In 2012, in Zamfara, 400 children died from lead poisoning and many more had brain injuries. The children working in the mines were those who were infected.

Aids is an infectious disease of the immune system caused by a human


Immunodeficiency Virus (HIV). It is transmitted through bodily secretions and blood. In December of 2012, the National Agency for the Control of AIDS (NACA) estimated that no fewer than 3.6 million Nigerians are currently living with HIV/Aids and that 2.5 million children have been orphaned by HIV/Aids. This makes Nigeria the country with the greatest number of such children worldwide.

Child Labor/Trafficking An estimated 15 million Nigerian children work of this big number. 6 million are not in school and 2 million are exposed to work very long hours under hazardous conditions and sometimes without pay. Because of Poverty and a cultural acceptance and even expectation that children work as domestic workers. Children work as domestic workers, street hawkers, vendors, beggars, scavengers, as well as on plantations and in the mining and quarrying sector. Child Labor interferes with their education and endangers their health. Increasing poverty is pushing millions of children into dangerous exploitative work, including sex trafficking.

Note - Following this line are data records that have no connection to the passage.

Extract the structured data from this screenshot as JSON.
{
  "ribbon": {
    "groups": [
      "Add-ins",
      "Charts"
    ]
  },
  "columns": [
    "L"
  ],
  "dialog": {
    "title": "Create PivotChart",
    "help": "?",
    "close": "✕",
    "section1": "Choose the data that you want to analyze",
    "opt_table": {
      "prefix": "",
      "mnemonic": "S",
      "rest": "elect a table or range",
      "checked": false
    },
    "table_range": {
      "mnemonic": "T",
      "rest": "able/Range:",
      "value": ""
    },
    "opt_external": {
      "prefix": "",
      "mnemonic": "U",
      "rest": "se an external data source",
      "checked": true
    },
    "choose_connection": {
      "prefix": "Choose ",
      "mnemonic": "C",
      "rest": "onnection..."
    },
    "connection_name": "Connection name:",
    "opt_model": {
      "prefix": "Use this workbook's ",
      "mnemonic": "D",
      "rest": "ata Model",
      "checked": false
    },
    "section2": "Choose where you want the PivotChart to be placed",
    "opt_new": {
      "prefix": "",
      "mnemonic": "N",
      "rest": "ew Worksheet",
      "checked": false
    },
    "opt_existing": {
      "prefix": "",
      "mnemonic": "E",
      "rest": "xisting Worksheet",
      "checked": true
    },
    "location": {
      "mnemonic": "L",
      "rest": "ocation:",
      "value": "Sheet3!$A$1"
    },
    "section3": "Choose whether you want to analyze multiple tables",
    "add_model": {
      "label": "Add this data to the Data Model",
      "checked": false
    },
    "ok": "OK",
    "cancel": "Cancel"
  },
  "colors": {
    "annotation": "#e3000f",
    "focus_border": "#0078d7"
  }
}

Children as young as 4 or 5 years old are sometimes taken into families as domestic helpers because their parents are too poor or in debt. These children are vulnerable to sexual/ physical abuse and exploitation. When ill treated they are likely to run away and end up in the streets.
10 children daily are sold and bought for purposed of prostitution. These children are usually physically, mentally, emotionally, and sexually abused; plain torture. There is a large number of young girls who will give birth and then sell their children. This sort of trafficking is on the rise in Nigeria as well as Africa as a whole.